Isaac Grimes

Personal information
- Born: 7 February 1998 (age 28)

Sport
- Sport: Athletics
- Event: Long jump

Achievements and titles
- Personal best: Long jump: 8.35m (2021)

= Isaac Grimes =

American long jumper

Isaac Grimes (born 7 February 1998) is an American long jumper. He won the 2025 and 2026 USA Outdoor Track and Field Championships, having previously finished as runner-up at the USA Indoor Championships in 2024, and in 2022 at the NCAA Indoor and the NCAA Outdoor Championships.

==NCAA==
He grew in Moreno Valley, California and then attended college at Chadron State College in Nebraska. He won the NCAA Div. II title in the long jump and excelled at the long jump and triple jump both indoors and outdoors. After two seasons he transferred to Florida State University in 2020 for whom, at the Tyson Invitational in Arkansas passed Ngoni Makusha's mark for the longest jump in college history with 8.33 metres. He then jumped 8.35 metres in Fayetteville, Arkansas to finish runner up at the 2021 NCAA Indoor Championships to JuVaughn Harrison. In June 2021, he jumped 8.05 metres to finish runner up to Harrison again at the 2021 NCAA Division I Outdoor Track and Field Championships.

==Professional career==
===2024===
He jumped 7.74 metres to finish runner-up to Wayne Pinnock the University of New Mexico Collegiate Classic at the Albuquerque, New Mexico in February 2024. He jumped 8.06 metres to finish runner-up at the USA Indoor Championships in Alburquerque, late that month.

In June 2024, he jumped 8.11
metres to finish fifth at the US Olympic Trials in Eugene, Oregon.

===2025===
He finished third in the long jump in Astana on the 2025 World Athletics Indoor Tour with 7.89 metres, behind Lester Lescay and Marquis Dendy, with just two centimetres separating the top three. That month, he finished runner-up on the World Athletics Indoor Tour event in Belgrade with a jump of 8.13 metres. He jumped 7.81 metres to finish in sixth place at the 2025 USA Indoor Track and Field Championships in February 2025.

He finished sixth at the 2025 Xiamen Diamond League event in China, with a best jump of 7.78 metres.
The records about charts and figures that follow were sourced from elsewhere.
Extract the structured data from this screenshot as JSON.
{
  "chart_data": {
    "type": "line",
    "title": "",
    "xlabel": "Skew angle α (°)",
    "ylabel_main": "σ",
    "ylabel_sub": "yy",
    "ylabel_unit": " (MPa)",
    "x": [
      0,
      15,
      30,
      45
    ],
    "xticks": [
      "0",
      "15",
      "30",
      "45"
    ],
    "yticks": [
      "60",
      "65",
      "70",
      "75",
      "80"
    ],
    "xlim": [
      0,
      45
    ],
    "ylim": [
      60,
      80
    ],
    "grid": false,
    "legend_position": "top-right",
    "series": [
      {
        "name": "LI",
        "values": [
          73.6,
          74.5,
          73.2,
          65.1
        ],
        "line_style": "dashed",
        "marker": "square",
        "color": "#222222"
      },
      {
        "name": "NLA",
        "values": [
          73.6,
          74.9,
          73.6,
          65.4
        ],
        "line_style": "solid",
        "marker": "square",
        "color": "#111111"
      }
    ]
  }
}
On 1 August, he jumped 8.15 metres to win the 2025 USA Outdoor Track and Field Championships in Eugene, Oregon.

In September 2025, he competed at the 2025 World Championships in Tokyo, Japan, qualifying for the final and placing tenth overall.

===2026===
On 1 March 2026, he jumped 8.00 metres to finish third behind Steffin McCarter and Jeremiah Davis at the 2026 USA Indoor Track and Field Championships.

On 23 July 2026, Grimes retained his title at the 2026 USA Outdoor Track and Field Championships in New York. In doing so, he became the first person since 2011 to win the long jump in consecutive years.